Something here does not make sense. Leonardo wrote "... I share a match with a female on one segment, at over 11cM, and my mother's only match with this woman is about 6.67cM on the X chromosome".

While we might normally judge the "authenticity" of a child's match by the parent's, in this case that would be incorrect. Leonardo has only a single X chromosome, all of which he inherited from his mother. Therefore, he simply cannot match anyone -- male or female -- for more cM than his mother does (or at more SNPs).

I can only conclude that this is actually a false negative for his mother. She must match the other woman everywhere her son does. It would appear that the matching algorithm is simply discounting some of that matching -- wrongly, in this case -- because both parties are women.

The bottom line is that in this case, he should judge the quality of his mother's match by his own, and not the other way around.

EDIT: If my mother had been able to test, I could probably show you examples of X chromosome matches that appear for me that probably would not appear for my mother. This is because I have male-male and male-female matches that probably wouldn't meet the threshold for a female-female match.

In fact, I can give you an example very close to home. I share three segments on the X chromosome with my youngest sister. And since I only have a single X chromosome, which my daughter inherited from me, my sister and my daughter should match in exactly the same places that my sister and I do.

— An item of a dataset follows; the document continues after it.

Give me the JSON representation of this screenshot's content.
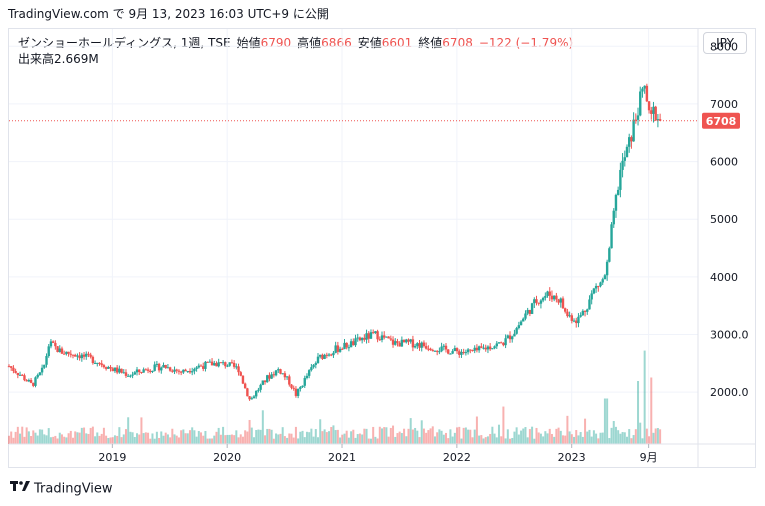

They do not. First, my sister and my daughter only share two segments. The second segment my sister and I share is only 6.82 cM in length and contains 846 SNPs. This not only fails to meet the female-female threshold for length, it doesn't contain enough SNPs, either. My sister and my daughter obviously actually do match here, but the algorithm doesn't allow the match to be shown.

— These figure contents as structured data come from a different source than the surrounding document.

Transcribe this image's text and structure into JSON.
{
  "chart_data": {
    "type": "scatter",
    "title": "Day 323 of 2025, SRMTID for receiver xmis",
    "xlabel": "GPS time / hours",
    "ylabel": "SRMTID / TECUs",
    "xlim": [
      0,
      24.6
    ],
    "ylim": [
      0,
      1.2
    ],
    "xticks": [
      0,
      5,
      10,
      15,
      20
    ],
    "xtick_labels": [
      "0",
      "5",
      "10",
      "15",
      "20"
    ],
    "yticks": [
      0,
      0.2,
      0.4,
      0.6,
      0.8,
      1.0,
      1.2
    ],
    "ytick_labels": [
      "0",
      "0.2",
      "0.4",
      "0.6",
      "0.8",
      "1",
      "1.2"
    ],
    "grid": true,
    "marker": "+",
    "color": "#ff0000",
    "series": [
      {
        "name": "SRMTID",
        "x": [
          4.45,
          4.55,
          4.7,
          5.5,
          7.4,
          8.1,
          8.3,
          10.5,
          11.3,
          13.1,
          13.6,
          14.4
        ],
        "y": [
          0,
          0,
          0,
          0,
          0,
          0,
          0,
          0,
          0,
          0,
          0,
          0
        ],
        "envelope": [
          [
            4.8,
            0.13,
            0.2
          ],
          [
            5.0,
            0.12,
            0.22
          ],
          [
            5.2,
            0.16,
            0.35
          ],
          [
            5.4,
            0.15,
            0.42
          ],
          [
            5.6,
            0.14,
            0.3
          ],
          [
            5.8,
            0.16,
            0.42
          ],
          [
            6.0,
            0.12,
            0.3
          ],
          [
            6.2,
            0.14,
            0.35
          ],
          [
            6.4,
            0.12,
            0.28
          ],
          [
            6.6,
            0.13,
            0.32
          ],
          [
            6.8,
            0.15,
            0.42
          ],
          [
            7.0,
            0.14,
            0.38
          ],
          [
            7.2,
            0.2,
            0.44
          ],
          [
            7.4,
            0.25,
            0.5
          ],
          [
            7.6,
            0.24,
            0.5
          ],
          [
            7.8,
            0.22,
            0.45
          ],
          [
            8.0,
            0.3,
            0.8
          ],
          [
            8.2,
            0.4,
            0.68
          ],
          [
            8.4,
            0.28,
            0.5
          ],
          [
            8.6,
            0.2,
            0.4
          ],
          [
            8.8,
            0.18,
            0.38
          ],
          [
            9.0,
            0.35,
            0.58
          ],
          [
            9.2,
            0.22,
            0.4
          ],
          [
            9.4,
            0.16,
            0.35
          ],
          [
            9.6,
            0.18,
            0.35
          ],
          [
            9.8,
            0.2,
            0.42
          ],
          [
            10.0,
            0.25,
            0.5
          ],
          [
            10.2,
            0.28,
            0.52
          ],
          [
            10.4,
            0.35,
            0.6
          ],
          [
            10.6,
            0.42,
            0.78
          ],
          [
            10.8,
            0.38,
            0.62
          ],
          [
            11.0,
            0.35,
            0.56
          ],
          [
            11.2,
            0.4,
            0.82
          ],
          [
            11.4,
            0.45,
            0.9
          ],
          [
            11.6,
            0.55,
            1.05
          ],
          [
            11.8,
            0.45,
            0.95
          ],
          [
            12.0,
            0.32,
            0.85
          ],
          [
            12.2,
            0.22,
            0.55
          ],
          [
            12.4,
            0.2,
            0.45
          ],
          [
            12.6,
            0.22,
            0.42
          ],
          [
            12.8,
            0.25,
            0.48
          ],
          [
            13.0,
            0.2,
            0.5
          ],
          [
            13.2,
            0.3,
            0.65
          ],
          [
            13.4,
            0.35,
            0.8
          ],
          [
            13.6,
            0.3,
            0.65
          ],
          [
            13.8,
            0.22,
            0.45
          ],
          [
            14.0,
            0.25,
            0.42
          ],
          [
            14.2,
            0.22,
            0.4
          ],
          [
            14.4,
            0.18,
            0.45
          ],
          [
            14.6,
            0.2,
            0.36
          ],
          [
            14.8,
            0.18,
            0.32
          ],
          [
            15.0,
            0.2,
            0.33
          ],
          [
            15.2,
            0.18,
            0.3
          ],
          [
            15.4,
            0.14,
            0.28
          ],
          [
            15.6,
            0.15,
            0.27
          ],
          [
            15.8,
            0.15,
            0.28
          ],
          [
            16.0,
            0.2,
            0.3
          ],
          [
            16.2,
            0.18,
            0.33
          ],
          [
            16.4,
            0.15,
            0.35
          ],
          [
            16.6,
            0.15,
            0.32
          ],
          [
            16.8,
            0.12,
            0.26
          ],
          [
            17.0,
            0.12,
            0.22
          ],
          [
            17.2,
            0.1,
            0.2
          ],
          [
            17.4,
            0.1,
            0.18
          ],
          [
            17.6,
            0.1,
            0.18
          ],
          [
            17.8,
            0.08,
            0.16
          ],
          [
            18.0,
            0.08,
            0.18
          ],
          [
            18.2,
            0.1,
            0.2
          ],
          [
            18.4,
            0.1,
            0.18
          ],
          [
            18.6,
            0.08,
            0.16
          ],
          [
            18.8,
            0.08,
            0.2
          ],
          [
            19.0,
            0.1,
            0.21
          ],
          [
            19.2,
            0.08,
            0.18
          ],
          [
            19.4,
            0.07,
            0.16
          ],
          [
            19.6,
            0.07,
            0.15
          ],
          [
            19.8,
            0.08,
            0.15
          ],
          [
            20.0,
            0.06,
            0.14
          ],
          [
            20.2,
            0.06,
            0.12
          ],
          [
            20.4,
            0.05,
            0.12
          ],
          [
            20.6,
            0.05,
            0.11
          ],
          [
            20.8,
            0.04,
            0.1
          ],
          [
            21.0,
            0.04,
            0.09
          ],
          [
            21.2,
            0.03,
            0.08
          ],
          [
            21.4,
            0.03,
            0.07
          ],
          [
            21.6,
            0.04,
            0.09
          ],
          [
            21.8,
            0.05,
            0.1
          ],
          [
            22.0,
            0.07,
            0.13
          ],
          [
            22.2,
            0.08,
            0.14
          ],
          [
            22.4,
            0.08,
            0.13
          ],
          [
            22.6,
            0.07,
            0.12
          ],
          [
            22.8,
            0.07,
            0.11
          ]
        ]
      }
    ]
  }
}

The second interesting thing about their matching is that the two segments the two of them do share are both slightly longer than the ones I share, and contain a few more SNPs. The "missing" segment reflects a false negative produced by the algorithm itself; while the extra matching reflects the fact that my sister also has a paternal X chromosome and my daughter also has a maternal one.

AJL
06-12-2017, 04:50 AM
Hm. The only thing I can think of is that perhaps there may be no-calls for the child and homozygous non-matching calls for the mother (especially if they were tested on different platforms).

geebee
06-12-2017, 05:21 AM
I ended up comparing my sister's and daughter's matches X chromosome matches at FTDNA, which allows a lower matching threshold than 23andMe.

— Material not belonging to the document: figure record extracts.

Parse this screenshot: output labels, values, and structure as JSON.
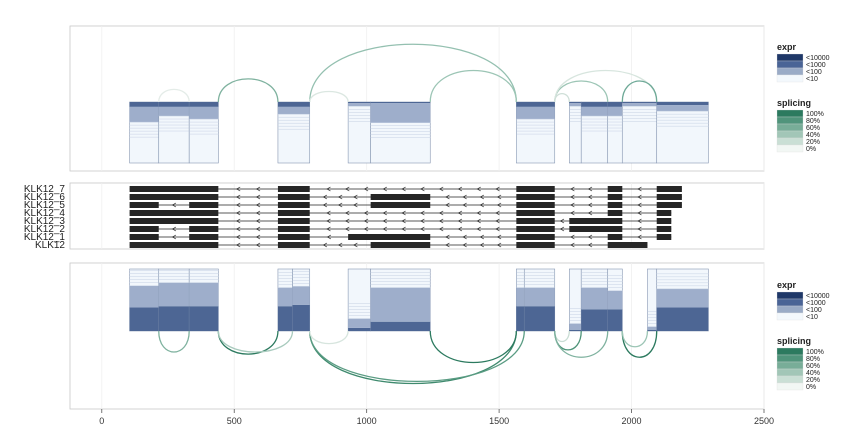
{
  "chart_data": {
    "type": "sashimi",
    "title": "",
    "xlabel": "",
    "ylabel": "",
    "x_axis": {
      "ticks": [
        0,
        500,
        1000,
        1500,
        2000,
        2500
      ],
      "range": [
        -120,
        2500
      ]
    },
    "isoforms": [
      {
        "name": "KLK12_7",
        "exons": [
          [
            105,
            440
          ],
          [
            665,
            785
          ],
          [
            1565,
            1710
          ],
          [
            1910,
            1965
          ],
          [
            2095,
            2190
          ]
        ]
      },
      {
        "name": "KLK12_6",
        "exons": [
          [
            105,
            440
          ],
          [
            665,
            785
          ],
          [
            1015,
            1240
          ],
          [
            1565,
            1710
          ],
          [
            1910,
            1965
          ],
          [
            2095,
            2190
          ]
        ]
      },
      {
        "name": "KLK12_5",
        "exons": [
          [
            105,
            215
          ],
          [
            330,
            440
          ],
          [
            665,
            785
          ],
          [
            1015,
            1240
          ],
          [
            1565,
            1710
          ],
          [
            1910,
            1965
          ],
          [
            2095,
            2190
          ]
        ]
      },
      {
        "name": "KLK12_4",
        "exons": [
          [
            105,
            440
          ],
          [
            665,
            785
          ],
          [
            1565,
            1710
          ],
          [
            1910,
            1965
          ],
          [
            2095,
            2150
          ]
        ]
      },
      {
        "name": "KLK12_3",
        "exons": [
          [
            105,
            440
          ],
          [
            665,
            785
          ],
          [
            1565,
            1710
          ],
          [
            1765,
            1965
          ],
          [
            2095,
            2150
          ]
        ]
      },
      {
        "name": "KLK12_2",
        "exons": [
          [
            105,
            215
          ],
          [
            330,
            440
          ],
          [
            665,
            785
          ],
          [
            1565,
            1710
          ],
          [
            1765,
            1965
          ],
          [
            2095,
            2150
          ]
        ]
      },
      {
        "name": "KLK12_1",
        "exons": [
          [
            105,
            215
          ],
          [
            330,
            440
          ],
          [
            665,
            785
          ],
          [
            930,
            1240
          ],
          [
            1565,
            1710
          ],
          [
            1910,
            1965
          ],
          [
            2095,
            2150
          ]
        ]
      },
      {
        "name": "KLK12",
        "exons": [
          [
            105,
            440
          ],
          [
            665,
            785
          ],
          [
            1015,
            1240
          ],
          [
            1565,
            1710
          ],
          [
            1910,
            2060
          ]
        ]
      }
    ],
    "panels": [
      {
        "position": "top",
        "coverage_blocks": [
          {
            "x0": 105,
            "x1": 215,
            "heavy": 0.08,
            "medium": 0.25
          },
          {
            "x0": 215,
            "x1": 330,
            "heavy": 0.08,
            "medium": 0.15
          },
          {
            "x0": 330,
            "x1": 440,
            "heavy": 0.08,
            "medium": 0.2
          },
          {
            "x0": 665,
            "x1": 785,
            "heavy": 0.08,
            "medium": 0.12
          },
          {
            "x0": 930,
            "x1": 1015,
            "heavy": 0.02,
            "medium": 0.05
          },
          {
            "x0": 1015,
            "x1": 1240,
            "heavy": 0.02,
            "medium": 0.32
          },
          {
            "x0": 1565,
            "x1": 1710,
            "heavy": 0.08,
            "medium": 0.2
          },
          {
            "x0": 1765,
            "x1": 1810,
            "heavy": 0.02,
            "medium": 0.05
          },
          {
            "x0": 1810,
            "x1": 1910,
            "heavy": 0.08,
            "medium": 0.15
          },
          {
            "x0": 1910,
            "x1": 1965,
            "heavy": 0.08,
            "medium": 0.15
          },
          {
            "x0": 1965,
            "x1": 2095,
            "heavy": 0.02,
            "medium": 0.05
          },
          {
            "x0": 2095,
            "x1": 2290,
            "heavy": 0.05,
            "medium": 0.1
          }
        ],
        "junctions": [
          {
            "from": 215,
            "to": 330,
            "height": 0.12,
            "color": "#e4ece8"
          },
          {
            "from": 440,
            "to": 665,
            "height": 0.22,
            "color": "#7fb29f"
          },
          {
            "from": 785,
            "to": 1565,
            "height": 0.55,
            "color": "#94c0b0"
          },
          {
            "from": 785,
            "to": 930,
            "height": 0.1,
            "color": "#dbe7e1"
          },
          {
            "from": 1240,
            "to": 1565,
            "height": 0.3,
            "color": "#9cc5b5"
          },
          {
            "from": 1710,
            "to": 1910,
            "height": 0.2,
            "color": "#9cc5b5"
          },
          {
            "from": 1710,
            "to": 2095,
            "height": 0.3,
            "color": "#d7e5de"
          },
          {
            "from": 1710,
            "to": 1765,
            "height": 0.08,
            "color": "#cfdfd8"
          },
          {
            "from": 1965,
            "to": 2095,
            "height": 0.2,
            "color": "#6ea997"
          }
        ]
      },
      {
        "position": "bottom",
        "coverage_blocks": [
          {
            "x0": 105,
            "x1": 215,
            "heavy": 0.38,
            "medium": 0.35
          },
          {
            "x0": 215,
            "x1": 330,
            "heavy": 0.4,
            "medium": 0.38
          },
          {
            "x0": 330,
            "x1": 440,
            "heavy": 0.4,
            "medium": 0.38
          },
          {
            "x0": 665,
            "x1": 720,
            "heavy": 0.4,
            "medium": 0.3
          },
          {
            "x0": 720,
            "x1": 785,
            "heavy": 0.42,
            "medium": 0.3
          },
          {
            "x0": 930,
            "x1": 1015,
            "heavy": 0.05,
            "medium": 0.15
          },
          {
            "x0": 1015,
            "x1": 1240,
            "heavy": 0.15,
            "medium": 0.55
          },
          {
            "x0": 1565,
            "x1": 1595,
            "heavy": 0.4,
            "medium": 0.3
          },
          {
            "x0": 1595,
            "x1": 1710,
            "heavy": 0.4,
            "medium": 0.3
          },
          {
            "x0": 1765,
            "x1": 1810,
            "heavy": 0.02,
            "medium": 0.1
          },
          {
            "x0": 1810,
            "x1": 1910,
            "heavy": 0.35,
            "medium": 0.35
          },
          {
            "x0": 1910,
            "x1": 1965,
            "heavy": 0.35,
            "medium": 0.3
          },
          {
            "x0": 2060,
            "x1": 2095,
            "heavy": 0.02,
            "medium": 0.05
          },
          {
            "x0": 2095,
            "x1": 2290,
            "heavy": 0.38,
            "medium": 0.3
          }
        ],
        "junctions": [
          {
            "from": 215,
            "to": 330,
            "height": 0.2,
            "color": "#7fb29f"
          },
          {
            "from": 440,
            "to": 665,
            "height": 0.22,
            "color": "#2c7a5f"
          },
          {
            "from": 440,
            "to": 720,
            "height": 0.2,
            "color": "#a8cabd"
          },
          {
            "from": 785,
            "to": 1565,
            "height": 0.5,
            "color": "#3f8a6e"
          },
          {
            "from": 785,
            "to": 1595,
            "height": 0.48,
            "color": "#5a9c83"
          },
          {
            "from": 785,
            "to": 930,
            "height": 0.12,
            "color": "#d7e5de"
          },
          {
            "from": 1240,
            "to": 1565,
            "height": 0.3,
            "color": "#2c7a5f"
          },
          {
            "from": 1710,
            "to": 1765,
            "height": 0.1,
            "color": "#c9ddd4"
          },
          {
            "from": 1710,
            "to": 1810,
            "height": 0.18,
            "color": "#4e9479"
          },
          {
            "from": 1710,
            "to": 1910,
            "height": 0.25,
            "color": "#7fb29f"
          },
          {
            "from": 1965,
            "to": 2095,
            "height": 0.25,
            "color": "#2c7a5f"
          },
          {
            "from": 1965,
            "to": 2060,
            "height": 0.15,
            "color": "#9cc5b5"
          }
        ]
      }
    ],
    "legends": {
      "expr": {
        "title": "expr",
        "labels": [
          "<10000",
          "<1000",
          "<100",
          "<10"
        ],
        "colors": [
          "#1f3868",
          "#4a6496",
          "#9aabc6",
          "#f3f8fc"
        ]
      },
      "splicing": {
        "title": "splicing",
        "labels": [
          "100%",
          "80%",
          "60%",
          "40%",
          "20%",
          "0%"
        ],
        "colors": [
          "#2c7a5f",
          "#50947b",
          "#78ad98",
          "#a2c6b7",
          "#cadfd5",
          "#f2f7f4"
        ]
      }
    },
    "colors": {
      "heavy": "#4d6694",
      "medium": "#9eaecb",
      "light": "#f2f7fc",
      "exon": "#262626"
    }
  }
}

Sure enough, the segment which shows up for my sister and me but not my sister and my daughter at 23andMe, did show up for my sister and my daughter at FTDNA. All three of the shared segments show up as slightly longer between my sister and my daughter than for my sister and me. Clearly, there is a bit of false matching based on the fact that each of them has a second X chromosome. It's a difference of between 1-2 cM for each segment.

In addition, FTDNA actually shows a fourth matching segment between my sister and my daughter. This is reportedly 6.6 cM in length, but it cannot be real because I don't have the matching segment. (And my wife and my sister don't match here -- or anywhere -- either.)